A parent’s constitutional right to the care, custody, and maintenance of his or her child applies in the guardianship context. In re Versalle Guardianship, 334 Mich App 173, 179 (2020). With respect to MCL 700.5204(2)(b), the statute implicitly protects this constitutional right if the parent “adequately provides for the child, i.e., is a fit parent.” Versalle, 334 Mich App at 183. Accordingly, “the statute implicitly affords a parent the constitutional presumption that he or she is a fit parent, while also providing a potential guardian the opportunity to rebut that presumption” (finding that granting petition for guardianship of respondent’s children did not violate his constitutional right because he had stopped providing his children with adequate care when he left the children with petitioner without providing petitioner with legal authority to care for them). Id. at 186-187.

C.Court-Structured Guardianship Placement Plans

The court-structured placement plan must include at least all of the following:13

“(a) visitation and contact with the minor by the parent or parents sufficient to maintain a parent and child relationship;

(b) the duration of the guardianship; [and]

(c) financial support for the minor . . . .” MCR 5.404(E)(1)(a)-(c).

The court-structured placement plan may also include a schedule of services the parent, child, or guardian should follow and any other additional provisions the court deems necessary. MCR 5.404(E)(2).

Note: Although it is not specifically required by statute, the court-structured plan should contain a notice to the parents that failure to comply with the plan may result in the termination of their parental rights.

1    The Indian Child Welfare Act (ICWA) and the Michigan Indian Family Preservation Act (MIFPA) apply to guardianships involving Indian children. See Chapter 19.

2    A court-ordered guardianship is not required for a child to be in the proper custody of a person other than a parent. See Section 4.3(A) for a discussion of the Family Division of the Circuit Court taking jurisdiction over children who are without proper custody or guardianship.

3    “[A] putative father does not qualify as a father or parent for the purposes of exercising jurisdiction in child protective proceedings.” In re Long, 326 Mich App 455, 465 (2018).

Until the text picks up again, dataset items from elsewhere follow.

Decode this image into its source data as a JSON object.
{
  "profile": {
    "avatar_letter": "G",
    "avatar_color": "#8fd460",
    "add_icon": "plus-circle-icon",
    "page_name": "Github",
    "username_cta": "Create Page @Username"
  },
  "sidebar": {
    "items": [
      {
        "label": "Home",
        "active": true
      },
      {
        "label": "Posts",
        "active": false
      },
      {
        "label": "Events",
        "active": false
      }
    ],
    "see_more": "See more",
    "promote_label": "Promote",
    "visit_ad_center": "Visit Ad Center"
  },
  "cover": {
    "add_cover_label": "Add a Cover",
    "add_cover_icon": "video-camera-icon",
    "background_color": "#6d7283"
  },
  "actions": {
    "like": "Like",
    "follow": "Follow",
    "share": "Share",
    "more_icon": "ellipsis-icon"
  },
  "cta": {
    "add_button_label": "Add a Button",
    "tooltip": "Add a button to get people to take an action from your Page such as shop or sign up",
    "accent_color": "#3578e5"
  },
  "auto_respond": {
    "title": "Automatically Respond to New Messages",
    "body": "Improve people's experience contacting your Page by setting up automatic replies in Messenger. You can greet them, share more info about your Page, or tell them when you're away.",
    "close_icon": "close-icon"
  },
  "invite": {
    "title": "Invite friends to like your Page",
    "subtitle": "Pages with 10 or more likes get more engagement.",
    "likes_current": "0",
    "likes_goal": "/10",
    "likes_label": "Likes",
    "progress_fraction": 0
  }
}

4   MCL 712A.2 ‘speaks in the present tense, and, therefore, the trial court must examine the child’s situation at the time the petition was filed.’” In re Long, 326 Mich App at 459. “[B]ecause the trial court [was] required to ‘examine the child’s situation at the time the petition was filed,’ respondent-father’s status as a putative father on the date the petition was filed means that he d[id] not qualify as a ‘parent’ under MCL 712A.2(b)(6). Therefore, respondent-father’s actions in the two years or more preceding the filing of the petition [were] immaterial.” In re Long, 326 Mich App at 459, 464, quoting In re MU, 264 Mich App 270, 279 (2004). “Regardless of any moral obligation, as a putative father, respondent-father had no legal obligation to [the child]. We therefore conclude that to rely on a putative father’s action or inaction in the two years preceding the filing of a petition when considering whether to exercise jurisdiction under MCL 712A.2(b)(6) is violative of due process.” In re Long, 326 Mich App at 464-465.

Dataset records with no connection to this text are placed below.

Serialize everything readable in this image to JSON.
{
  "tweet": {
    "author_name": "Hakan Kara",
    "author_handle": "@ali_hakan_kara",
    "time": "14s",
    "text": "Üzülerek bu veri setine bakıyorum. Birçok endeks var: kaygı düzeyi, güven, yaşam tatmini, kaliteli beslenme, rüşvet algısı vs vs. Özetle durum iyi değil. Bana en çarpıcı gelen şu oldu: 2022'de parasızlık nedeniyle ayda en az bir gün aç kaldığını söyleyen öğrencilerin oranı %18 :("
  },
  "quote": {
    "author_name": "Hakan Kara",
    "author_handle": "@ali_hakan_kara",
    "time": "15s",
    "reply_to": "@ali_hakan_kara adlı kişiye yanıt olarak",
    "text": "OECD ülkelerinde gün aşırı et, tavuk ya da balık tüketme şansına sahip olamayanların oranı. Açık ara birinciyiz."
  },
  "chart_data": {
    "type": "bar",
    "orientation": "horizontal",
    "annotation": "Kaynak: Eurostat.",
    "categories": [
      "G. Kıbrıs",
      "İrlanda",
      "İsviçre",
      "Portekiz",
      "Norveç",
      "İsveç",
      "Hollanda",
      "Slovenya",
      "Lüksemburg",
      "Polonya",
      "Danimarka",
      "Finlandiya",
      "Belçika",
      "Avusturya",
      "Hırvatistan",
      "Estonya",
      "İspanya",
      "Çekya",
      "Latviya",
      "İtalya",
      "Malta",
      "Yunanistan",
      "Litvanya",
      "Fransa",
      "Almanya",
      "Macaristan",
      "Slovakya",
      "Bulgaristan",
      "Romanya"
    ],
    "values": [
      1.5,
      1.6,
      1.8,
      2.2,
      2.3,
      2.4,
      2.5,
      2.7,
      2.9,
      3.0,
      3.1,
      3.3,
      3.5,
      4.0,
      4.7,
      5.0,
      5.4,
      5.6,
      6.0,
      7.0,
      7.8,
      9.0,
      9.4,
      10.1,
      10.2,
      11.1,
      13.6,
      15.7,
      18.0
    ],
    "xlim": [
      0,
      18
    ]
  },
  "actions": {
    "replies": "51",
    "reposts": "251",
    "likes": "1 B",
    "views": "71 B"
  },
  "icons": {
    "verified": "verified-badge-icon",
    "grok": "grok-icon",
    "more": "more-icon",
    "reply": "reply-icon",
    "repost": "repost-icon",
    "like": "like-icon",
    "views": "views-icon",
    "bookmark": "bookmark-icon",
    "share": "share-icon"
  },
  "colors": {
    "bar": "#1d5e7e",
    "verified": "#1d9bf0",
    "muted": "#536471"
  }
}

5    This case was decided under MCL 712A.2(b)(1), which defines neglect to mean that term as defined in MCL 722.602(1)(d). MCL 712A.2(b)(6), the provision discussed here, also defines neglect to mean that term as defined in MCL 722.602(1)(d).

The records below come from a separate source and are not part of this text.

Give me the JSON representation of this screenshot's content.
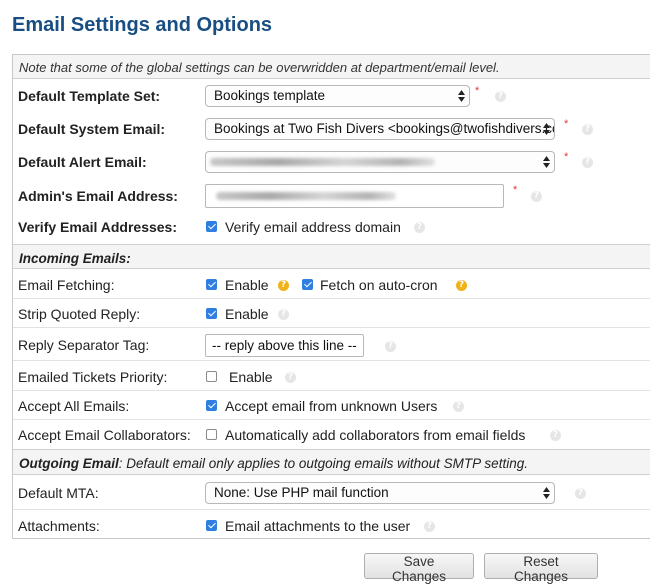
{
  "page": {
    "title": "Email Settings and Options"
  },
  "note": "Note that some of the global settings can be overwridden at department/email level.",
  "general": {
    "default_template_set": {
      "label": "Default Template Set:",
      "value": "Bookings template"
    },
    "default_system_email": {
      "label": "Default System Email:",
      "value": "Bookings at Two Fish Divers <bookings@twofishdivers.com>"
    },
    "default_alert_email": {
      "label": "Default Alert Email:",
      "value": ""
    },
    "admin_email": {
      "label": "Admin's Email Address:",
      "value": ""
    },
    "verify_email": {
      "label": "Verify Email Addresses:",
      "checkbox_label": "Verify email address domain",
      "checked": true
    }
  },
  "incoming": {
    "section_title": "Incoming Emails:",
    "fetching": {
      "label": "Email Fetching:",
      "enable_label": "Enable",
      "enable_checked": true,
      "autocron_label": "Fetch on auto-cron",
      "autocron_checked": true
    },
    "strip_quoted": {
      "label": "Strip Quoted Reply:",
      "checkbox_label": "Enable",
      "checked": true
    },
    "reply_separator": {
      "label": "Reply Separator Tag:",
      "value": "-- reply above this line --"
    },
    "tickets_priority": {
      "label": "Emailed Tickets Priority:",
      "checkbox_label": "Enable",
      "checked": false
    },
    "accept_all": {
      "label": "Accept All Emails:",
      "checkbox_label": "Accept email from unknown Users",
      "checked": true
    },
    "collaborators": {
      "label": "Accept Email Collaborators:",
      "checkbox_label": "Automatically add collaborators from email fields",
      "checked": false
    }
  },
  "outgoing": {
    "section_title": "Outgoing Email",
    "section_note": ": Default email only applies to outgoing emails without SMTP setting.",
    "default_mta": {
      "label": "Default MTA:",
      "value": "None: Use PHP mail function"
    },
    "attachments": {
      "label": "Attachments:",
      "checkbox_label": "Email attachments to the user",
      "checked": true
    }
  },
  "buttons": {
    "save": "Save Changes",
    "reset": "Reset Changes"
  },
  "symbols": {
    "required": "*",
    "help": "?"
  },
  "colors": {
    "title": "#184e81",
    "checkbox": "#2f7fe0",
    "required": "#e03c31",
    "help_highlight": "#f0b21a"
  }
}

6    See SCAO form Petition for Appointment of Limited Guardian of Minor.

7    See SCAO form Petition to Terminate/Modify Guardianship.

8    “The court may enter orders to facilitate the minor’s reintegration into the home of the parent or parents for a period of up to 6 months before the termination.” MCL 700.5209.

9    See SCAO form Order Following Hearing to Terminate Minor Guardianship.

10    See SCAO form Limited Guardianship Placement Plan.

11    See SCAO form Petition for Appointment of Guardian of Minor.

12    See SCAO form Order Appointing Person to Review / Investigate Guardianship.

13    Court-structured placement plans share some requirements with limited guardianship placement plans.